Intel was started by two semi conductor engineers, Gordon Moore and Robert Noyce, in 1968. They wanted to use large scale integration to build solid state memory devices.  At the time this was a very novel idea since computers were using magnetic cores as random access memories.  Their first product was a 16 bit, yes 16 bit, memory chip and their vision was to use LSI to build larger and larger arrays of memory chips that would ultimately replace magnetic cores.  The primary advantages of this approach being speed and density.  Hundreds and thousands of storage cells could be built into each chip in the space used by a single magnetic core.  To give you an idea of size, a magnetic core is shaped like a doughnut and is about the size of the tip of a ball point pen.  Each core constituted one bit and three to five wires had to be threaded through each one - a manufacturing challenge to say the least.

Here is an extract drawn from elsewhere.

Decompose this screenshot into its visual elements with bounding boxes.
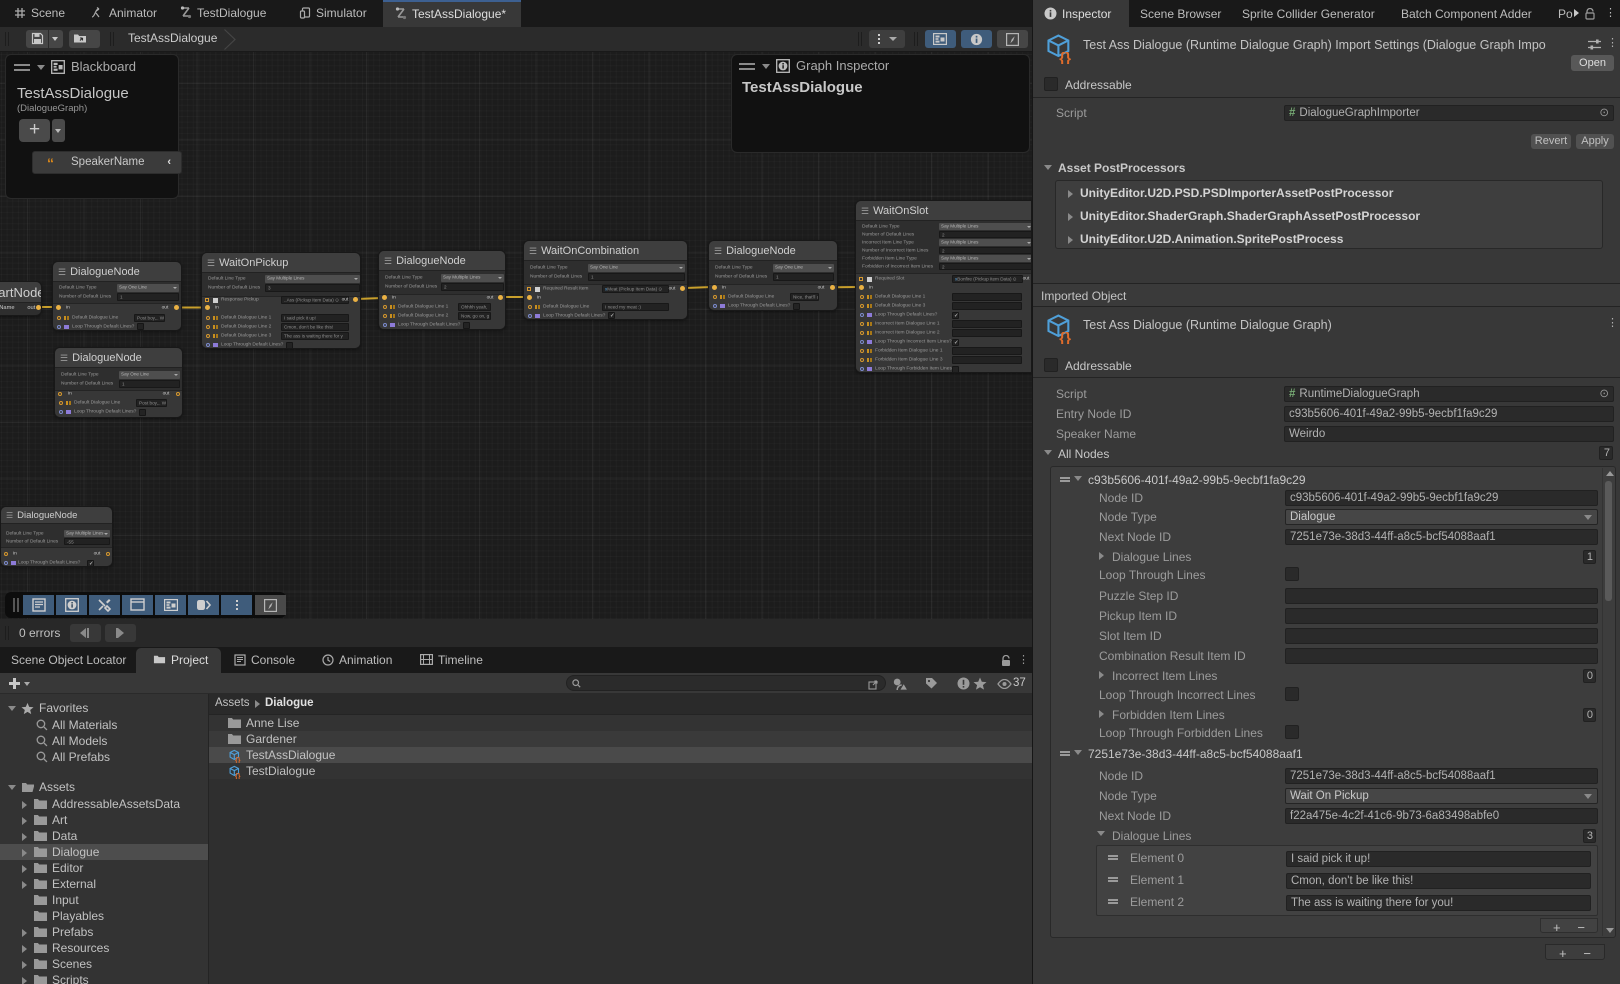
- svg-text:{}: {}: [1059, 330, 1071, 344]
- svg-text:{}: {}: [235, 773, 241, 779]
- svg-text:{}: {}: [1059, 50, 1071, 64]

About this time the electronic calculator made its appearance using custom integrated circuits coupled with a keypad and small display.  It is hard to imagine today that there was a time in the recent past when there were only desk mechanical calculators or room size computers and nothing in between.    In 1969, Nippon Calculating Machine Corp. asked Intel to design several custom chips for its new Busicom 141-PF printing calculator.  The Intel engineers assigned to the task were Ted Hoff, Federico Faggin and Stan Mazor.  The original plan was to use 12 custom chips for the device, but as the work progressed they decided that it would be so much more efficient if one of those chips could be programmable.  The final design used only four chips: the processor, a read only memory, a random access memory and an input/output chip.  As the work progressed Busicom ran into financial trouble so Intel agreed to absorb most of the development cost in exchange for the rights to the design.  Little did anyone realize how important this step was.  Busicom sold about 100,000 of the calculators and Intel decided to take the product to market.  It was announced on November 15th, 1971 to little fanfare  Slowly the realization of the potential for a programmable chip dawned on the company even though the primary focus of Intel remained on the memory business.  Several generations followed, each one more powerful and larger than the last until the 8088 and 8086 arrived on the scene in 1978.  The 8088 was the processor selected by IBM for the IBM Personal Computer that was announced in August, 1981.  In less than 10 years an accident of opportunity was transformed into the beginning of a cultural and engineering revolution.  The IBM PC was so successful that by 1983 Intel decided to abandon the memory business that had become extremely competitive with low margins and focus all its energy on the microprocessor business.  Andy Grove, the then CEO, is credited with making this prophetic decision.  It propelled Intel into becoming the largest semiconductor manufacturer in the world, driven by an almost fanatical drive to build faster and faster and more powerful but upward compatible microprocessors.

The original Intel 4004 comprised 2,300 transistors as shown below.  Today’s products the Core 2 Duo has more 200,000 times the number of transistors.  Moore’s Law of doubling the number of transisters per chip every two years is still in place as Intel promises to ship chips with 4 processors on each one within the next few months.

intel-4004.jpg


Where else but in this great country could this have happened?